Although rubrics have become increasingly popular for almost every assignment in every course, rubrics by their very nature stifle authentic response….limit students’ initiatives for creativity and deep learning outside the parameters of the assignment”
— Lent, 2006, p. 103
 

In Challenging Learning Through Feedback (Nottingham & Nottingham, 2017), they state, “Feedback is information we receive that helps to shape our next response…. However, when it comes to feedback in education, the process is very often over formalized. Indeed, many students seem to believe that feedback has to come from their teacher and that the feedback has to be written down and accompanied by a grade or score. And yet this is a mistake.

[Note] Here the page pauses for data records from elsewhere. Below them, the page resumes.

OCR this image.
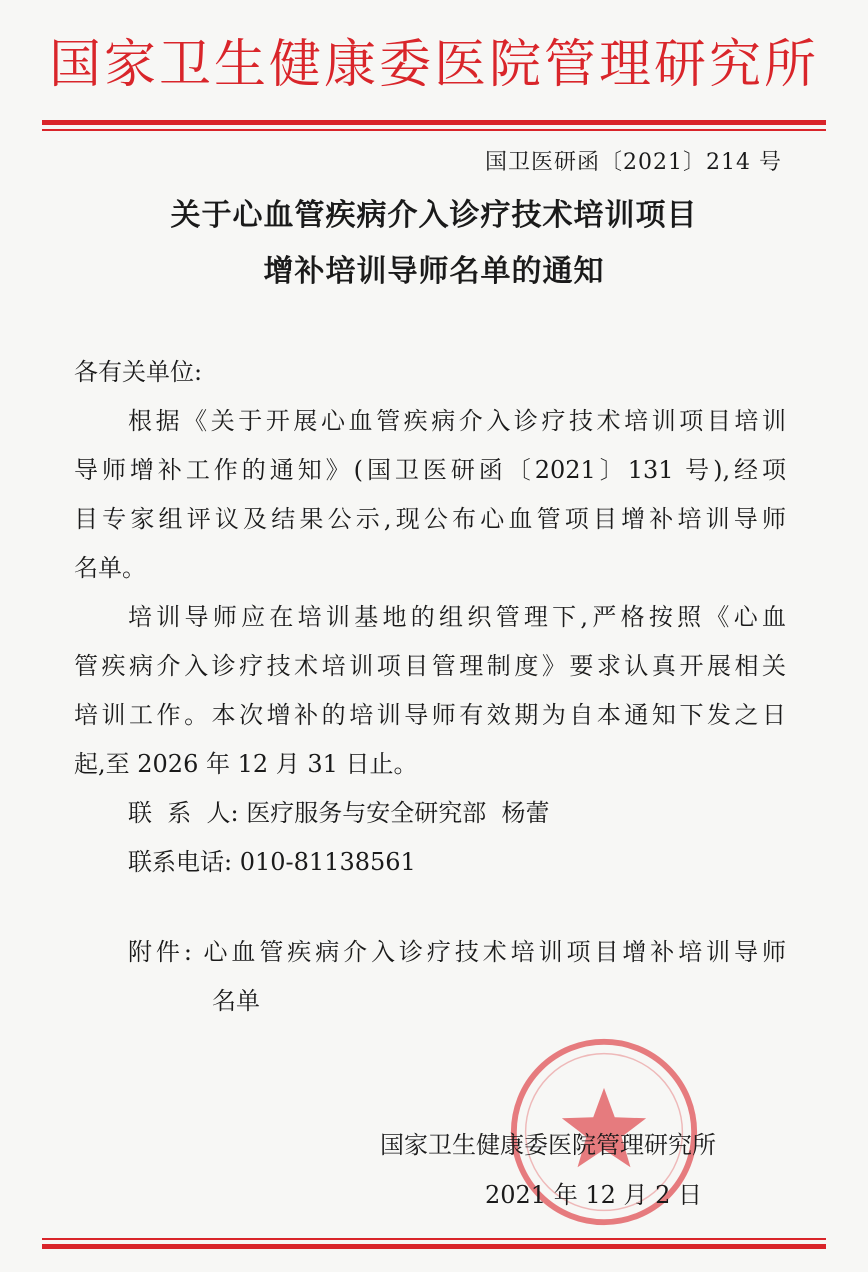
国家卫生健康委医院管理研究所
国卫医研函〔2021〕214 号
关于心血管疾病介入诊疗技术培训项目
增补培训导师名单的通知
各有关单位:
根据《关于开展心血管疾病介入诊疗技术培训项目培训
导师增补工作的通知》(国卫医研函〔2021〕131 号),经项
目专家组评议及结果公示,现公布心血管项目增补培训导师
名单。
培训导师应在培训基地的组织管理下,严格按照《心血
管疾病介入诊疗技术培训项目管理制度》要求认真开展相关
培训工作。本次增补的培训导师有效期为自本通知下发之日
起,至 2026 年 12 月 31 日止。
联  系  人: 医疗服务与安全研究部  杨蕾
联系电话: 010-81138561
附件: 心血管疾病介入诊疗技术培训项目增补培训导师
名单
国家卫生健康委医院管理研究所
2021 年 12 月 2 日
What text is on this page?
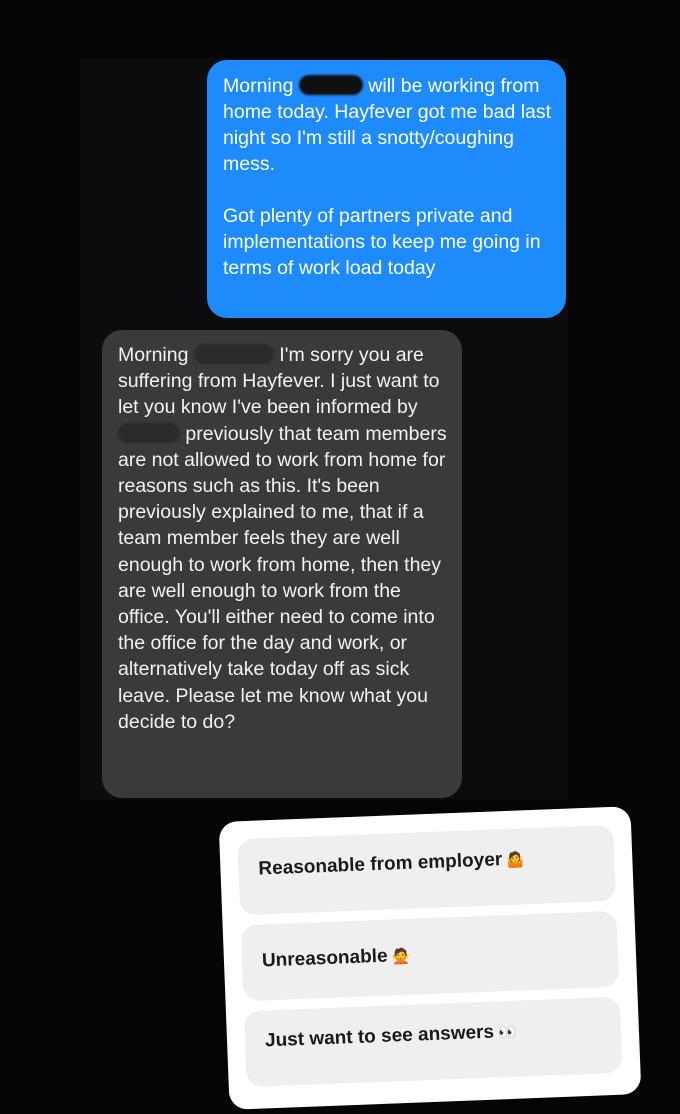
Morning	will be working from home today. Hayfever got me bad last night so I'm still a snotty/coughing mess.

Got plenty of partners private and implementations to keep me going in terms of work load today

Morning	I'm sorry you are suffering from Hayfever. I just want to let you know I've been informed by  previously that team members are not allowed to work from home for reasons such as this. It's been previously explained to me, that if a team member feels they are well enough to work from home, then they are well enough to work from the office. You'll either need to come into the office for the day and work, or alternatively take today off as sick leave. Please let me know what you decide to do?
Reasonable from employer 🤷
Unreasonable 🙅
Just want to see answers 👀
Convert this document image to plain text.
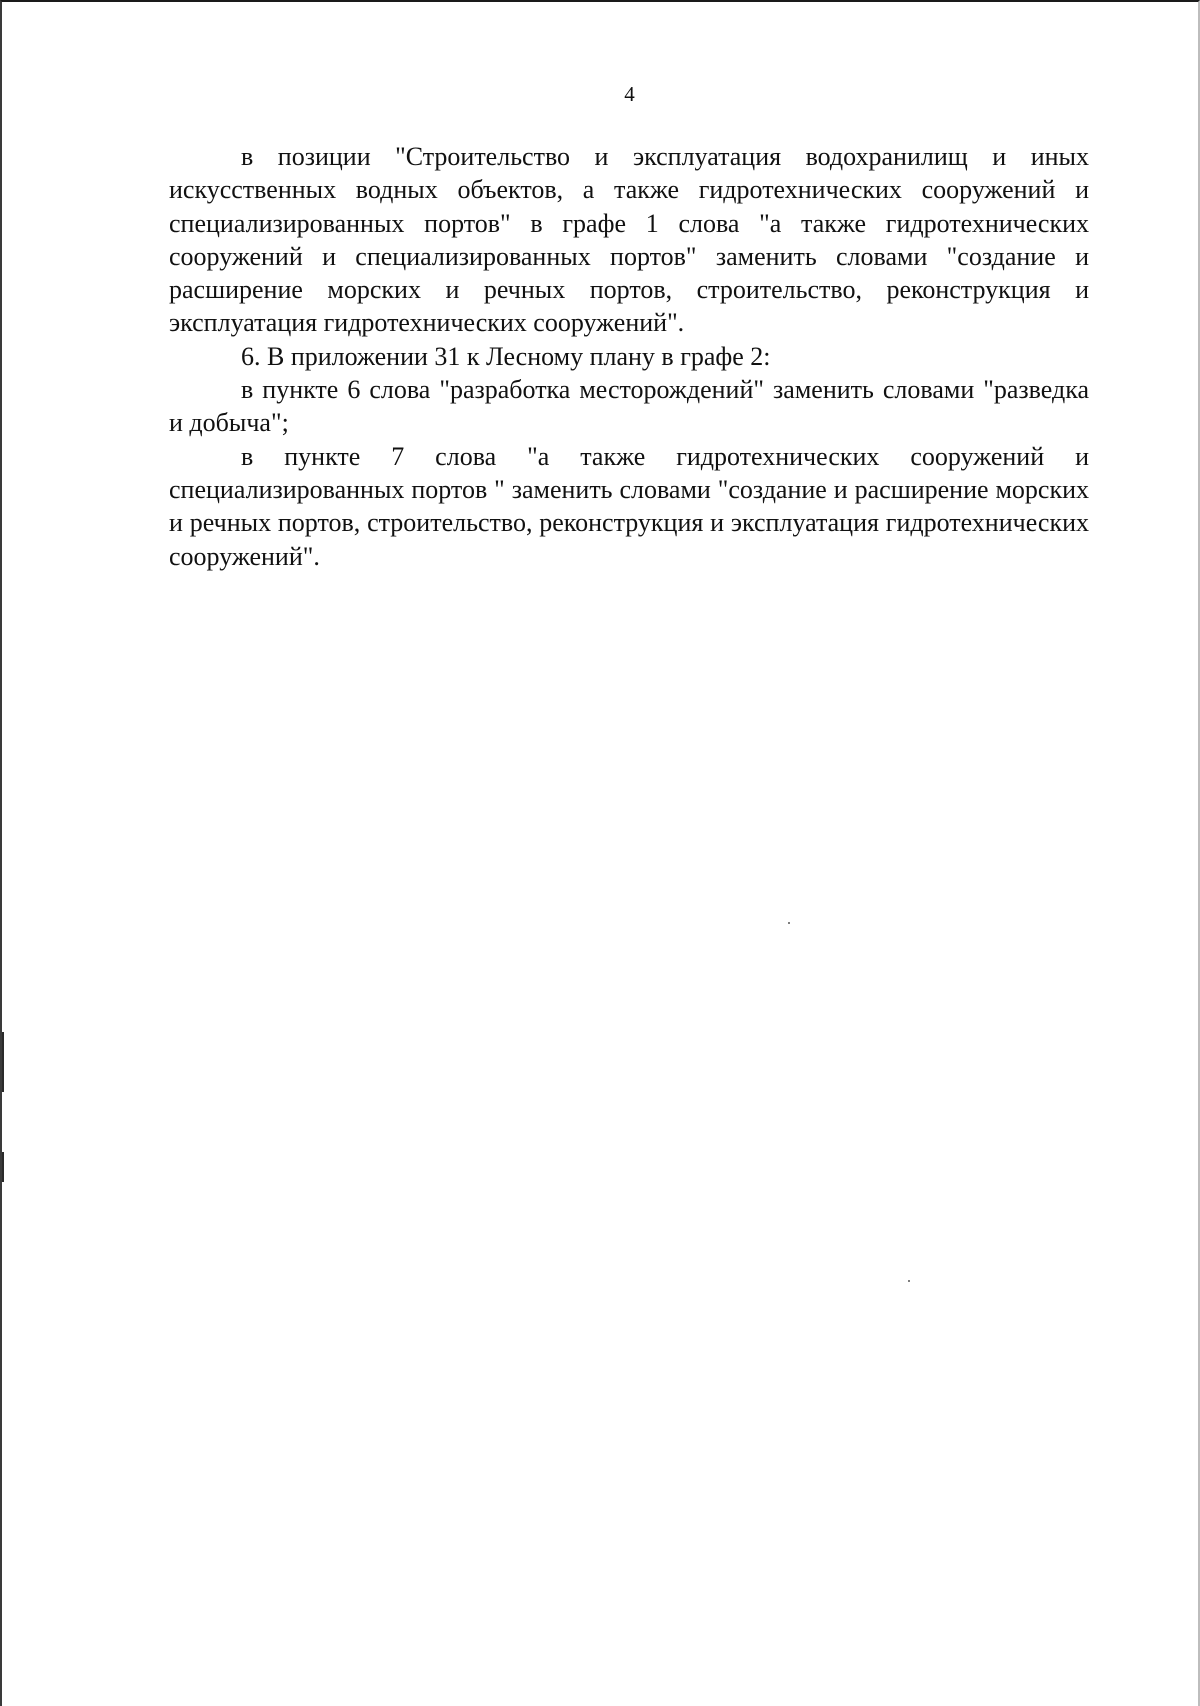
4

в позиции "Строительство и эксплуатация водохранилищ и иных искусственных водных объектов, а также гидротехнических сооружений и специализированных портов" в графе 1 слова "а также гидротехнических сооружений и специализированных портов" заменить словами "создание и расширение морских и речных портов, строительство, реконструкция и эксплуатация гидротехнических сооружений".

6. В приложении 31 к Лесному плану в графе 2:

в пункте 6 слова "разработка месторождений" заменить словами "разведка и добыча";

в пункте 7 слова "а также гидротехнических сооружений и специализированных портов " заменить словами "создание и расширение морских и речных портов, строительство, реконструкция и эксплуатация гидротехнических сооружений".
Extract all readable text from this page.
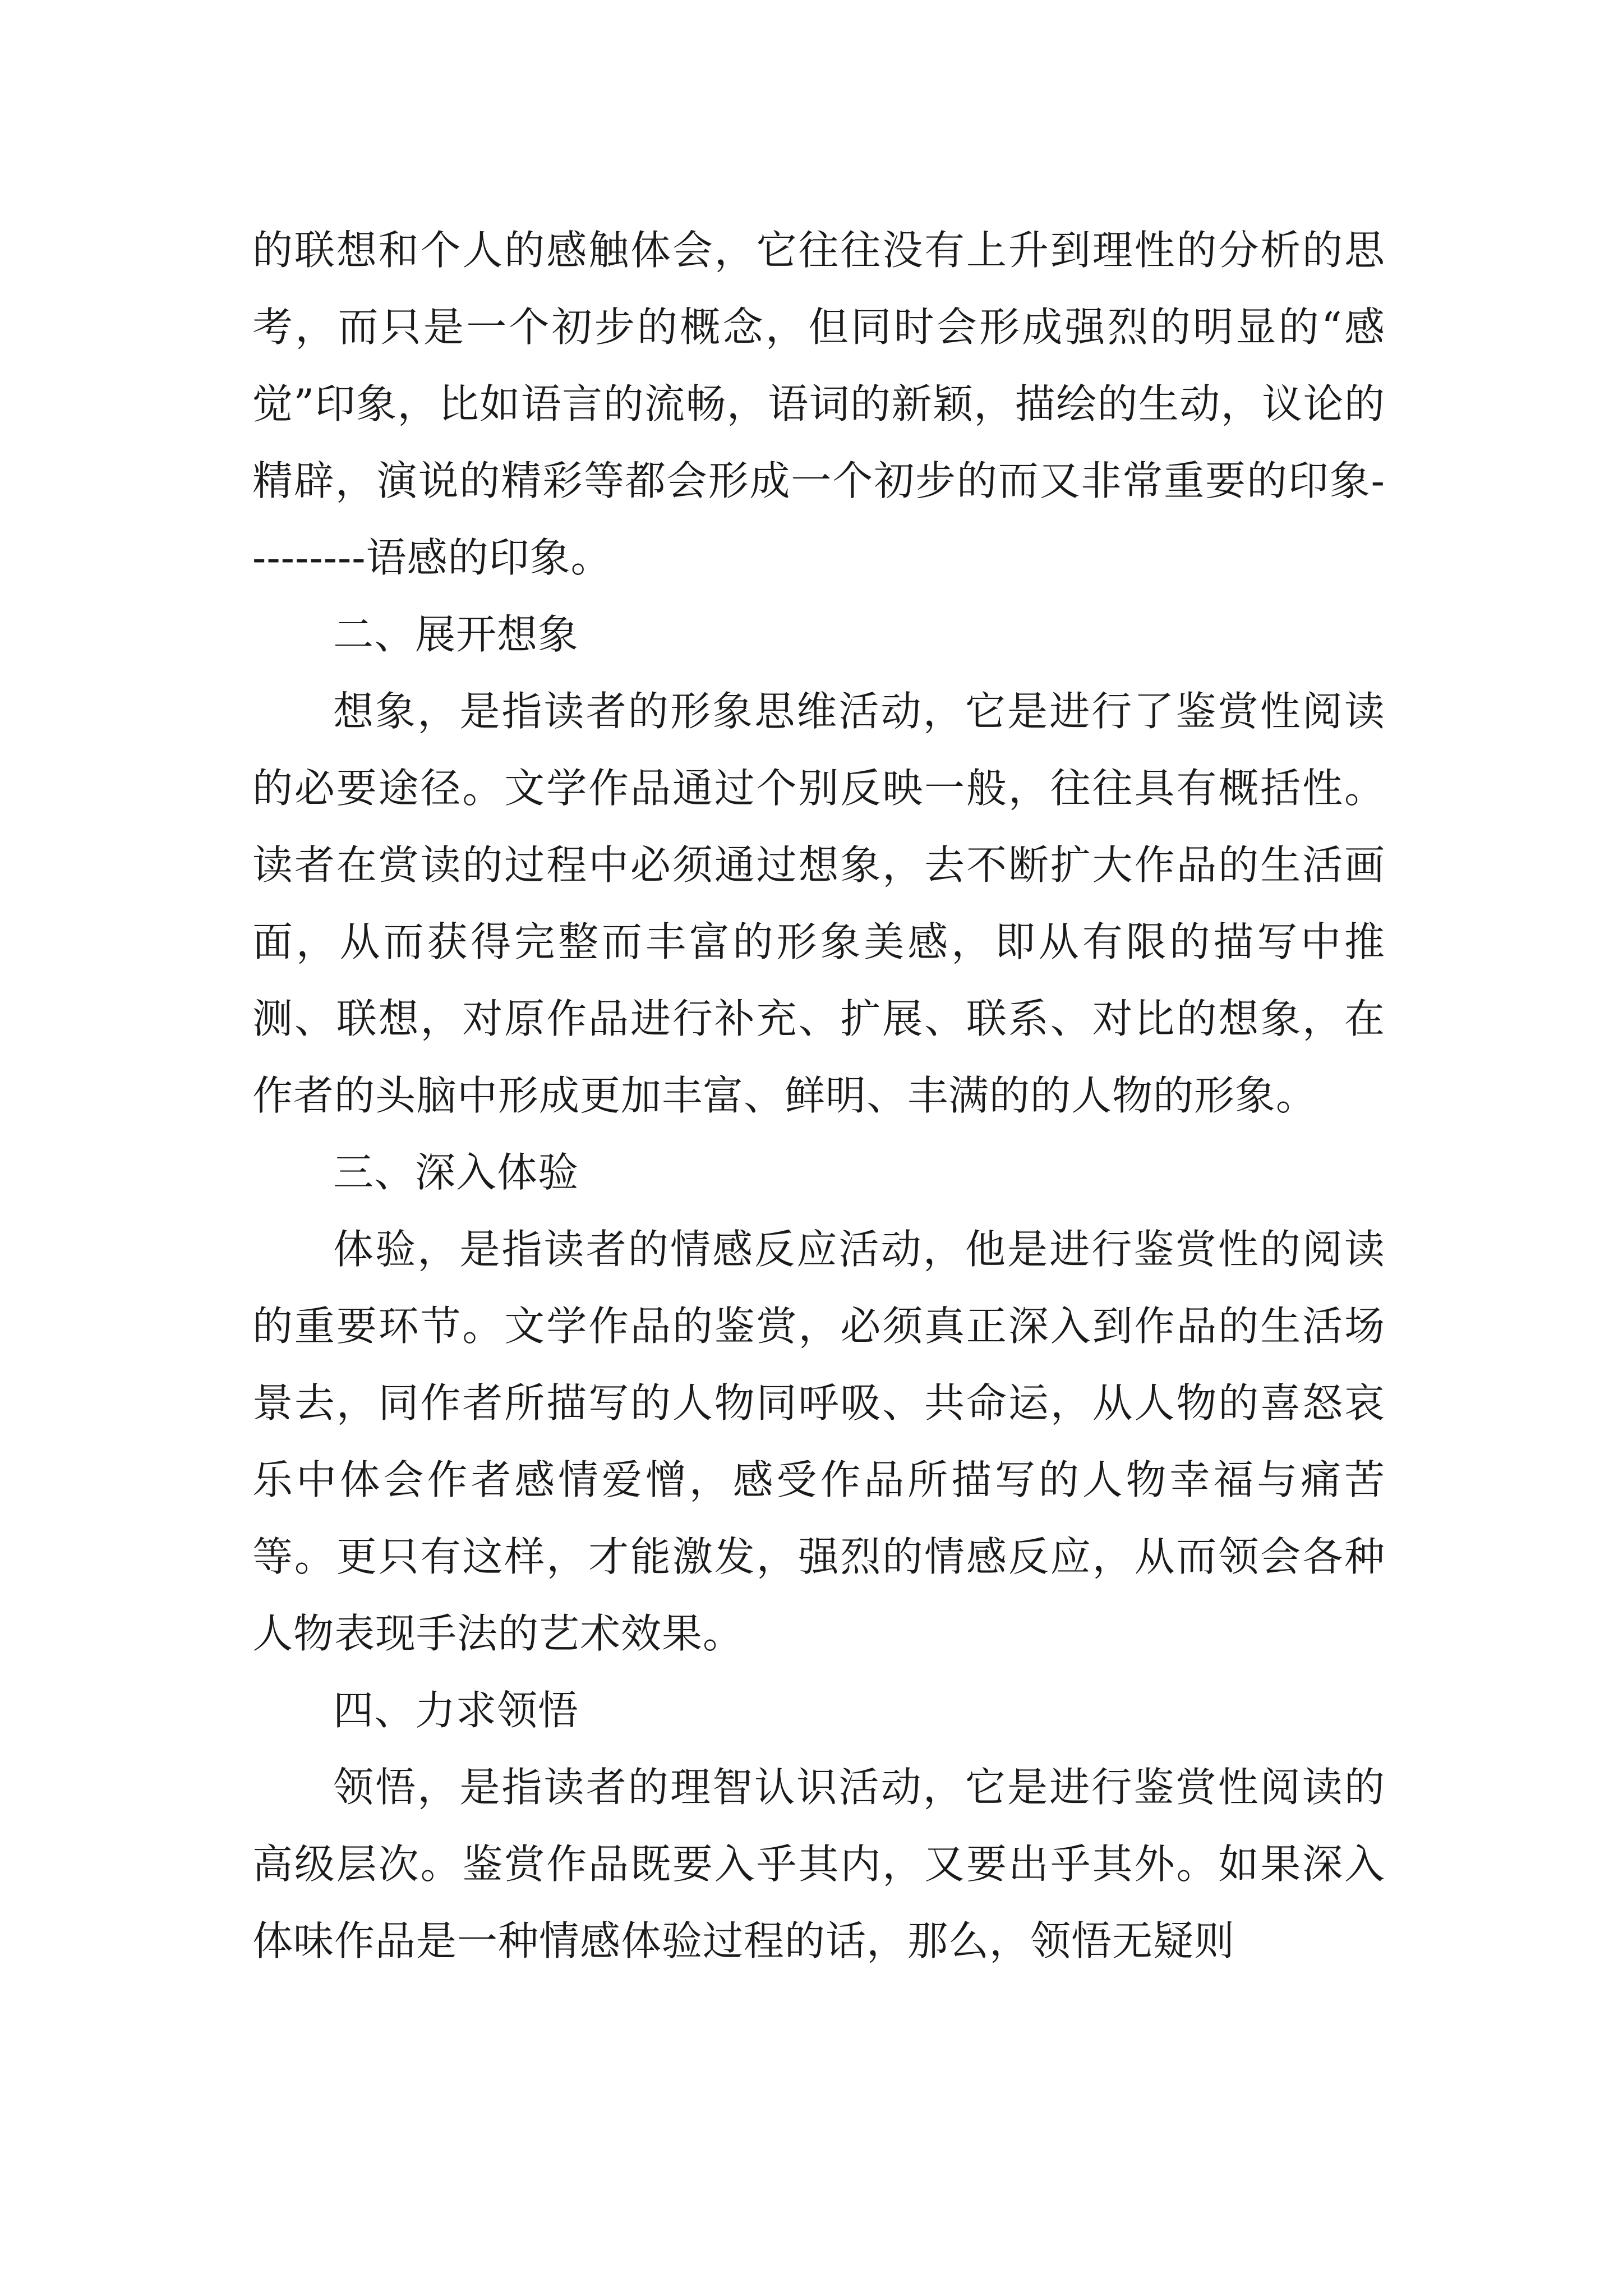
的联想和个人的感触体会，它往往没有上升到理性的分析的思考，而只是一个初步的概念，但同时会形成强烈的明显的“感觉”印象，比如语言的流畅，语词的新颖，描绘的生动，议论的精辟，演说的精彩等都会形成一个初步的而又非常重要的印象---------语感的印象。

二、展开想象

想象，是指读者的形象思维活动，它是进行了鉴赏性阅读的必要途径。文学作品通过个别反映一般，往往具有概括性。读者在赏读的过程中必须通过想象，去不断扩大作品的生活画面，从而获得完整而丰富的形象美感，即从有限的描写中推测、联想，对原作品进行补充、扩展、联系、对比的想象，在作者的头脑中形成更加丰富、鲜明、丰满的的人物的形象。

三、深入体验

体验，是指读者的情感反应活动，他是进行鉴赏性的阅读的重要环节。文学作品的鉴赏，必须真正深入到作品的生活场景去，同作者所描写的人物同呼吸、共命运，从人物的喜怒哀乐中体会作者感情爱憎，感受作品所描写的人物幸福与痛苦等。更只有这样，才能激发，强烈的情感反应，从而领会各种人物表现手法的艺术效果。

四、力求领悟

领悟，是指读者的理智认识活动，它是进行鉴赏性阅读的高级层次。鉴赏作品既要入乎其内，又要出乎其外。如果深入体味作品是一种情感体验过程的话，那么，领悟无疑则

Instead, it is much better to think of feedback as any message- formal or informal, verbal or nonverbal, written or spoken- that helps shape the receiver’s next response. Thinking about it in this way will make it much more likely that feedback becomes an integral and everyday part of the learning process” (p. 7)

I found both of these quotes to align, in that when giving feedback, there is a qualitative element to it. In education, we are working with human beings who grow from affective, quality factors. Not just quantitative grades and scores.

This year, aligned rubrics have been proposed across grade levels. However, this then would require educators to grade the same way on assessments like essays. This also will require educators to analyze grading practices and philosophies, such as opportunities to redo assessments or correct mistakes.

I have prompted my district to utilize a “mastery” program through our learning management system (Schoology). This mastery program would require educators to apply Common Core State Standards (CCSS) to assessments over the course of the school year and see how their learners grow within those standards throughout the year. Instead of using data points from the few standardized assessments given in a school year, educators would get an entire year’s view of a learner’s growth within grade level standards. This mastery report could potentially travel with the learner, much like standardized assessment data points, allowing for educators to differentiate more efficiently and effectively. This adds a qualitative approach to classroom instruction and assessing due to knowing what kind of feedback to offer to your different learner’s needs.

In considering rubrics, I feel that once a learner sees the expectations, they will only fulfill those expectations and nothing else. The rubric can act as a barrier rather than as a basic launching platform for a learner’s capabilities and innovation. I prefer to make user-friendly, easy to understand checklists that ask for logistical expectations.


Lent, R.C. (2006). Engaging adolescent learners: A guide for content-area teachers. Portsmouth, NH: Heinemann.